那双眼睛在黑暗的深处亮着,和那些符文的颜色一模一样——暗金色。它看着她,一动不动,像是已经在那里看了很久很久。
她的手已经抬起来了,灵力在掌心聚拢,但她没有出手,因为那双眼睛里没有敌意,只是很安静地看着她,像是在辨认什么。
虞霜宁的手还握着她的手腕,没有松开。“别动。”
她的声音很低,低到几乎被风声盖过,“它在看你。”
凌汐雪没有动。她看着那双眼睛,能感觉到它的目光正在从她的脸移到她的肩头、袖口、腰间的剑穗,最后又回到她的脸上。
突然
缺口处的黑暗里传来一声极轻的声响,像是有人正在从远处慢慢走近。不是脚步声,像是什么东西正在拖动的声音。
那双眼睛眨了一下,然后快速暗了下去。
凌汐雪的灵力探了出去,在屏障的缺口处停住了,一股残余的气息从黑暗中涌出来,一声未出口的呼吸。不是活人的气息,但也不是死物的,是她从来没有感知到过的一种存在,那股气息在缺口处绕了一圈,然后缓缓散开了。
凌汐雪收回手,转头看向虞霜宁。“师尊,里面刚才有东西。”她的声音很轻,“但它在看弟子的时候没有动,像是被困住了。它想出来,但出不来。”
虞霜宁的目光也落在那缺口处。“屏障是你刚才说的那个人从内部打破的。他出来的时候,这个缺口就被他留下了。”
她的语气淡淡,“眼睛是屏障本身的残余,不是活物。”
凌汐雪愣了一下。
她想起那道被撕开的封条、那枚被取走的指环,还有那暗金色的余留物,像是在一条线上一节一节地扣在了一起。那枚指环是打开屏障的钥匙之一,而那道屏障的钥匙不止一把——不止一个人能打开它。
背后的那个人把这枚指环交给下面的人,让他带着指环来打开这道屏障,取出里面的东西。
“他取走的东西,和这个屏障有关。”凌汐雪说,“他打开屏障,取走了里面的东西,然后埋了木匣、撕了封条、继续往前走。”
她的目光重新落回缺口深处。黑暗已经恢复了原状,像是什么都没有发生过。她往前迈了一步,侧身通过那道缺口。石壁的厚度比她想象的要薄,大约半臂左右。通过缺口之后,空间猛然开阔了。
她站在一个比外面的密林更暗的洞穴里。
空气中有一种极淡的尘埃气息。
洞穴很大,她看不清四壁,但她的灵力铺开之后感知到了平整的石壁和地面上一些散落的碎石。正前方,洞穴的中央,有一块石台。不高,大约到她的膝盖上方。石台表面很平,边缘是规整的直线,像被人工打磨过的。

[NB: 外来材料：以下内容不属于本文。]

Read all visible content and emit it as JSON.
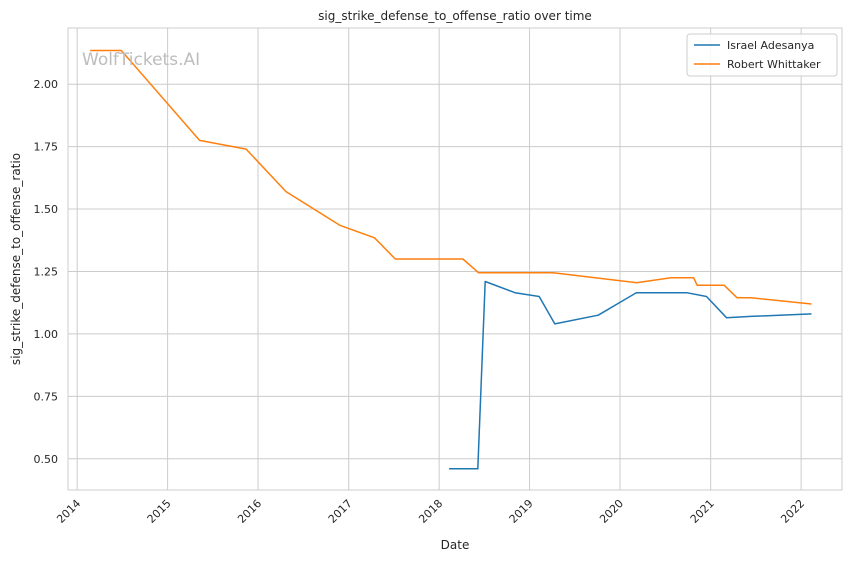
{
  "chart_data": {
    "type": "line",
    "title": "sig_strike_defense_to_offense_ratio over time",
    "xlabel": "Date",
    "ylabel": "sig_strike_defense_to_offense_ratio",
    "watermark": "WolfTickets.AI",
    "xlim": [
      "2013-11-25",
      "2022-06-15"
    ],
    "ylim": [
      0.375,
      2.225
    ],
    "x_ticks": [
      "2014",
      "2015",
      "2016",
      "2017",
      "2018",
      "2019",
      "2020",
      "2021",
      "2022"
    ],
    "y_ticks": [
      "0.50",
      "0.75",
      "1.00",
      "1.25",
      "1.50",
      "1.75",
      "2.00"
    ],
    "grid": true,
    "legend_position": "top-right",
    "series": [
      {
        "name": "Israel Adesanya",
        "color": "#1f77b4",
        "points": [
          {
            "x": "2018-02-10",
            "y": 0.46
          },
          {
            "x": "2018-06-06",
            "y": 0.46
          },
          {
            "x": "2018-07-06",
            "y": 1.21
          },
          {
            "x": "2018-11-03",
            "y": 1.165
          },
          {
            "x": "2019-02-09",
            "y": 1.15
          },
          {
            "x": "2019-04-13",
            "y": 1.04
          },
          {
            "x": "2019-10-05",
            "y": 1.075
          },
          {
            "x": "2020-03-07",
            "y": 1.165
          },
          {
            "x": "2020-09-26",
            "y": 1.165
          },
          {
            "x": "2020-12-15",
            "y": 1.15
          },
          {
            "x": "2021-03-06",
            "y": 1.065
          },
          {
            "x": "2021-06-12",
            "y": 1.07
          },
          {
            "x": "2022-02-12",
            "y": 1.08
          }
        ]
      },
      {
        "name": "Robert Whittaker",
        "color": "#ff7f0e",
        "points": [
          {
            "x": "2014-02-22",
            "y": 2.135
          },
          {
            "x": "2014-06-28",
            "y": 2.135
          },
          {
            "x": "2015-05-10",
            "y": 1.775
          },
          {
            "x": "2015-11-14",
            "y": 1.74
          },
          {
            "x": "2016-04-23",
            "y": 1.57
          },
          {
            "x": "2016-11-26",
            "y": 1.435
          },
          {
            "x": "2017-04-15",
            "y": 1.385
          },
          {
            "x": "2017-07-08",
            "y": 1.3
          },
          {
            "x": "2018-04-07",
            "y": 1.3
          },
          {
            "x": "2018-06-09",
            "y": 1.245
          },
          {
            "x": "2019-04-06",
            "y": 1.245
          },
          {
            "x": "2020-03-07",
            "y": 1.205
          },
          {
            "x": "2020-07-25",
            "y": 1.225
          },
          {
            "x": "2020-10-24",
            "y": 1.225
          },
          {
            "x": "2020-11-07",
            "y": 1.195
          },
          {
            "x": "2021-02-24",
            "y": 1.195
          },
          {
            "x": "2021-04-17",
            "y": 1.145
          },
          {
            "x": "2021-06-12",
            "y": 1.145
          },
          {
            "x": "2022-02-12",
            "y": 1.12
          }
        ]
      }
    ]
  }
}
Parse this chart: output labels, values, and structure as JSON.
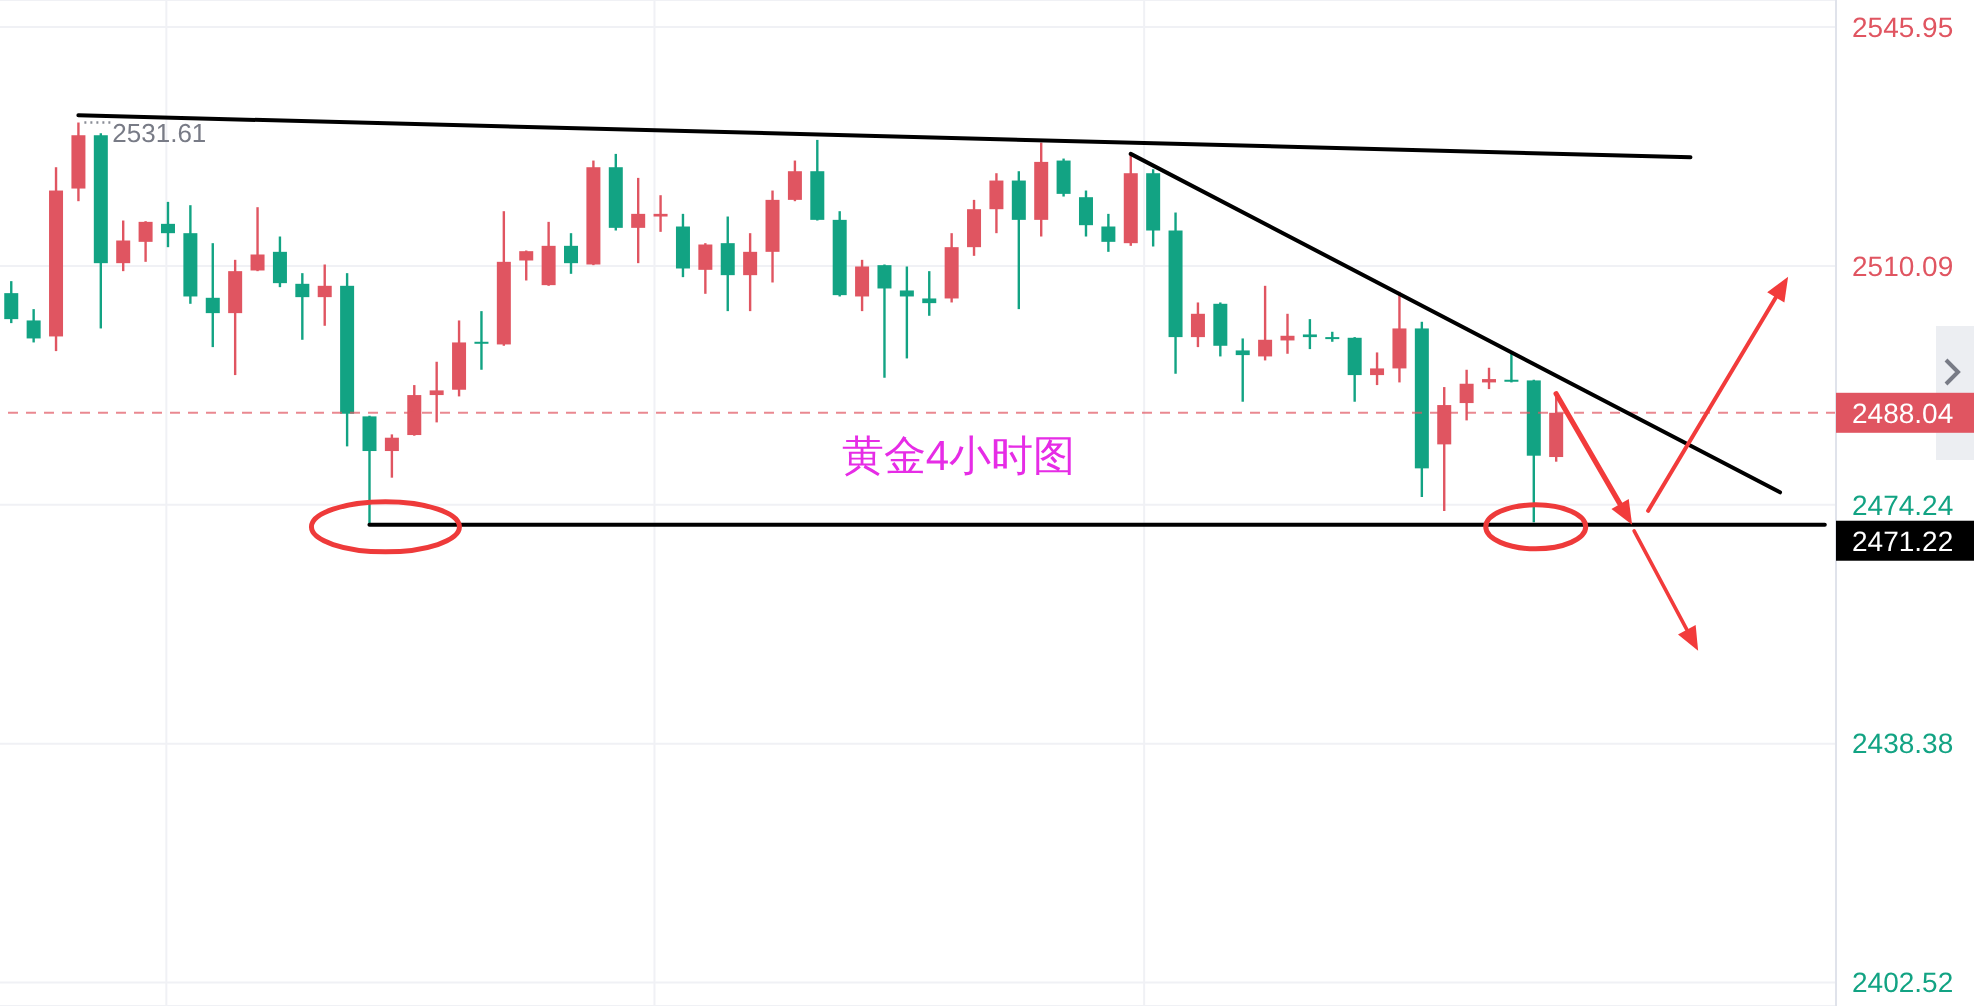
{
  "chart_data": {
    "type": "candlestick",
    "title": "黄金4小时图",
    "categories": [
      null,
      null,
      null,
      null,
      null,
      null,
      null,
      null,
      null,
      null,
      null,
      null,
      null,
      null,
      null,
      null,
      null,
      null,
      null,
      null,
      null,
      null,
      null,
      null,
      null,
      null,
      null,
      null,
      null,
      null,
      null,
      null,
      null,
      null,
      null,
      null,
      null,
      null,
      null,
      null,
      null,
      null,
      null,
      null,
      null,
      null,
      null,
      null,
      null,
      null,
      null,
      null,
      null,
      null,
      null,
      null,
      null,
      null,
      null,
      null,
      null,
      null,
      null,
      null,
      null,
      null,
      null,
      null,
      null,
      null,
      null,
      null,
      null,
      null,
      null,
      null,
      null,
      null,
      null,
      null,
      null,
      null
    ],
    "ohlc": [
      [
        2506.0,
        2507.8,
        2501.5,
        2502.1
      ],
      [
        2501.9,
        2503.6,
        2498.6,
        2499.2
      ],
      [
        2499.5,
        2524.9,
        2497.3,
        2521.4
      ],
      [
        2521.7,
        2531.61,
        2519.8,
        2529.7
      ],
      [
        2529.7,
        2530.0,
        2500.7,
        2510.5
      ],
      [
        2510.5,
        2516.9,
        2509.3,
        2513.9
      ],
      [
        2513.7,
        2516.8,
        2510.7,
        2516.7
      ],
      [
        2516.4,
        2519.7,
        2512.9,
        2515.0
      ],
      [
        2515.0,
        2519.2,
        2504.4,
        2505.5
      ],
      [
        2505.3,
        2513.5,
        2497.9,
        2503.0
      ],
      [
        2503.0,
        2511.0,
        2493.7,
        2509.3
      ],
      [
        2509.4,
        2518.9,
        2509.3,
        2511.8
      ],
      [
        2512.2,
        2514.5,
        2506.9,
        2507.5
      ],
      [
        2507.4,
        2509.0,
        2499.0,
        2505.4
      ],
      [
        2505.4,
        2510.3,
        2501.1,
        2507.1
      ],
      [
        2507.1,
        2509.0,
        2483.0,
        2487.9
      ],
      [
        2487.5,
        2487.6,
        2471.22,
        2482.3
      ],
      [
        2482.3,
        2484.8,
        2478.3,
        2484.3
      ],
      [
        2484.7,
        2492.2,
        2484.6,
        2490.7
      ],
      [
        2490.7,
        2495.7,
        2486.6,
        2491.4
      ],
      [
        2491.5,
        2501.9,
        2490.5,
        2498.6
      ],
      [
        2498.7,
        2503.3,
        2494.5,
        2498.5
      ],
      [
        2498.3,
        2518.3,
        2498.1,
        2510.7
      ],
      [
        2510.9,
        2512.4,
        2507.9,
        2512.3
      ],
      [
        2507.2,
        2516.7,
        2507.1,
        2513.1
      ],
      [
        2513.1,
        2515.0,
        2508.9,
        2510.5
      ],
      [
        2510.3,
        2525.9,
        2510.2,
        2524.9
      ],
      [
        2524.9,
        2526.9,
        2515.4,
        2515.8
      ],
      [
        2515.8,
        2523.3,
        2510.5,
        2517.9
      ],
      [
        2517.5,
        2520.7,
        2515.2,
        2517.9
      ],
      [
        2516.0,
        2517.9,
        2508.4,
        2509.7
      ],
      [
        2509.5,
        2513.5,
        2505.9,
        2513.3
      ],
      [
        2513.5,
        2517.5,
        2503.3,
        2508.7
      ],
      [
        2508.7,
        2515.0,
        2503.3,
        2512.2
      ],
      [
        2512.2,
        2521.4,
        2507.6,
        2520.0
      ],
      [
        2520.0,
        2525.9,
        2519.8,
        2524.3
      ],
      [
        2524.3,
        2529.0,
        2516.9,
        2517.0
      ],
      [
        2517.0,
        2518.3,
        2505.5,
        2505.7
      ],
      [
        2505.5,
        2511.0,
        2503.3,
        2510.0
      ],
      [
        2510.2,
        2510.3,
        2493.3,
        2506.7
      ],
      [
        2506.4,
        2510.0,
        2496.2,
        2505.5
      ],
      [
        2505.2,
        2509.3,
        2502.6,
        2504.5
      ],
      [
        2505.2,
        2515.0,
        2504.6,
        2512.9
      ],
      [
        2512.9,
        2520.0,
        2511.6,
        2518.6
      ],
      [
        2518.6,
        2524.0,
        2515.0,
        2522.9
      ],
      [
        2522.9,
        2524.3,
        2503.6,
        2517.0
      ],
      [
        2517.0,
        2528.6,
        2514.5,
        2525.7
      ],
      [
        2525.9,
        2526.2,
        2520.5,
        2520.9
      ],
      [
        2520.4,
        2521.4,
        2514.5,
        2516.2
      ],
      [
        2516.0,
        2517.9,
        2512.2,
        2513.7
      ],
      [
        2513.5,
        2527.1,
        2513.1,
        2524.0
      ],
      [
        2524.0,
        2524.6,
        2513.0,
        2515.4
      ],
      [
        2515.4,
        2518.1,
        2493.9,
        2499.4
      ],
      [
        2499.4,
        2504.6,
        2497.9,
        2502.9
      ],
      [
        2504.4,
        2504.6,
        2496.5,
        2498.1
      ],
      [
        2497.4,
        2499.2,
        2489.7,
        2496.7
      ],
      [
        2496.5,
        2507.1,
        2495.9,
        2499.0
      ],
      [
        2498.9,
        2502.9,
        2496.9,
        2499.6
      ],
      [
        2499.8,
        2502.1,
        2497.6,
        2499.4
      ],
      [
        2499.4,
        2500.2,
        2498.7,
        2499.2
      ],
      [
        2499.3,
        2499.4,
        2489.7,
        2493.7
      ],
      [
        2493.7,
        2497.1,
        2492.2,
        2494.7
      ],
      [
        2494.7,
        2506.2,
        2492.6,
        2500.7
      ],
      [
        2500.7,
        2501.7,
        2475.4,
        2479.7
      ],
      [
        2483.3,
        2491.9,
        2473.3,
        2489.2
      ],
      [
        2489.5,
        2494.5,
        2486.9,
        2492.4
      ],
      [
        2492.6,
        2494.8,
        2491.6,
        2493.1
      ],
      [
        2493.0,
        2496.9,
        2492.6,
        2492.7
      ],
      [
        2492.9,
        2493.0,
        2471.6,
        2481.6
      ],
      [
        2481.4,
        2490.9,
        2480.7,
        2488.04
      ],
      null,
      null,
      null,
      null,
      null,
      null,
      null,
      null,
      null,
      null,
      null,
      null
    ],
    "colors": [
      "#12a383",
      "#12a383",
      "#e05561",
      "#e05561",
      "#12a383",
      "#e05561",
      "#e05561",
      "#12a383",
      "#12a383",
      "#12a383",
      "#e05561",
      "#e05561",
      "#12a383",
      "#12a383",
      "#e05561",
      "#12a383",
      "#12a383",
      "#e05561",
      "#e05561",
      "#e05561",
      "#e05561",
      "#12a383",
      "#e05561",
      "#e05561",
      "#e05561",
      "#12a383",
      "#e05561",
      "#12a383",
      "#e05561",
      "#e05561",
      "#12a383",
      "#e05561",
      "#12a383",
      "#e05561",
      "#e05561",
      "#e05561",
      "#12a383",
      "#12a383",
      "#e05561",
      "#12a383",
      "#12a383",
      "#12a383",
      "#e05561",
      "#e05561",
      "#e05561",
      "#12a383",
      "#e05561",
      "#12a383",
      "#12a383",
      "#12a383",
      "#e05561",
      "#12a383",
      "#12a383",
      "#e05561",
      "#12a383",
      "#12a383",
      "#e05561",
      "#e05561",
      "#12a383",
      "#12a383",
      "#12a383",
      "#e05561",
      "#e05561",
      "#12a383",
      "#e05561",
      "#e05561",
      "#e05561",
      "#12a383",
      "#12a383",
      "#e05561",
      null,
      null,
      null,
      null,
      null,
      null,
      null,
      null,
      null,
      null,
      null,
      null
    ],
    "series": [
      {
        "type": "line",
        "color": "#000000",
        "values": [
          null,
          null,
          null,
          2532.7,
          null,
          null,
          null,
          null,
          null,
          null,
          null,
          null,
          null,
          null,
          null,
          null,
          null,
          null,
          null,
          null,
          null,
          null,
          null,
          null,
          null,
          null,
          null,
          null,
          null,
          null,
          null,
          null,
          null,
          null,
          null,
          null,
          null,
          null,
          null,
          null,
          null,
          null,
          null,
          null,
          null,
          null,
          null,
          null,
          null,
          null,
          null,
          null,
          null,
          null,
          null,
          null,
          null,
          null,
          null,
          null,
          null,
          null,
          null,
          null,
          null,
          null,
          null,
          null,
          null,
          null,
          null,
          null,
          null,
          null,
          null,
          2526.4,
          null,
          null,
          null,
          null,
          null,
          null
        ]
      },
      {
        "type": "line",
        "color": "#000000",
        "values": [
          null,
          null,
          null,
          null,
          null,
          null,
          null,
          null,
          null,
          null,
          null,
          null,
          null,
          null,
          null,
          null,
          null,
          null,
          null,
          null,
          null,
          null,
          null,
          null,
          null,
          null,
          null,
          null,
          null,
          null,
          null,
          null,
          null,
          null,
          null,
          null,
          null,
          null,
          null,
          null,
          null,
          null,
          null,
          null,
          null,
          null,
          null,
          null,
          null,
          null,
          2526.9,
          null,
          null,
          null,
          null,
          null,
          null,
          null,
          null,
          null,
          null,
          null,
          null,
          null,
          null,
          null,
          null,
          null,
          null,
          null,
          null,
          null,
          null,
          null,
          null,
          null,
          null,
          null,
          null,
          2476.1,
          null,
          null
        ]
      },
      {
        "type": "line",
        "color": "#000000",
        "values": [
          null,
          null,
          null,
          null,
          null,
          null,
          null,
          null,
          null,
          null,
          null,
          null,
          null,
          null,
          null,
          null,
          2471.22,
          null,
          null,
          null,
          null,
          null,
          null,
          null,
          null,
          null,
          null,
          null,
          null,
          null,
          null,
          null,
          null,
          null,
          null,
          null,
          null,
          null,
          null,
          null,
          null,
          null,
          null,
          null,
          null,
          null,
          null,
          null,
          null,
          null,
          null,
          null,
          null,
          null,
          null,
          null,
          null,
          null,
          null,
          null,
          null,
          null,
          null,
          null,
          null,
          null,
          null,
          null,
          null,
          null,
          null,
          null,
          null,
          null,
          null,
          null,
          null,
          null,
          null,
          null,
          null,
          2471.22
        ]
      }
    ],
    "ylim": [
      2399,
      2550
    ],
    "yticks": [
      2545.95,
      2510.09,
      2474.24,
      2438.38,
      2402.52
    ],
    "ref_lines": [
      {
        "axis": "y",
        "value": 2488.04,
        "label": "2488.04",
        "color": "#e05561",
        "line_style": "dashed"
      }
    ],
    "annotations": [
      {
        "text": "2531.61",
        "y": 2531.61
      },
      "2471.22"
    ],
    "grid": "y",
    "tick_labels": "y"
  }
}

石台正上方,悬浮着一样东西。那东西不大,大约一个拳头大小,半透明的,像是一块正在缓慢旋转的琥珀。内部有什么东西正在流动——暗金色的、和符文颜色一样的光,像一条被囚禁在琥珀里的小蛇,正在缓缓地游动。
她走近了一步,灵力探过去,触碰到那悬浮物的外层时,感觉到了一层极薄极韧的屏障,一层被拉到极致的皮肤,正在缓缓跳动。她退后半步,转头看向身后的虞霜宁。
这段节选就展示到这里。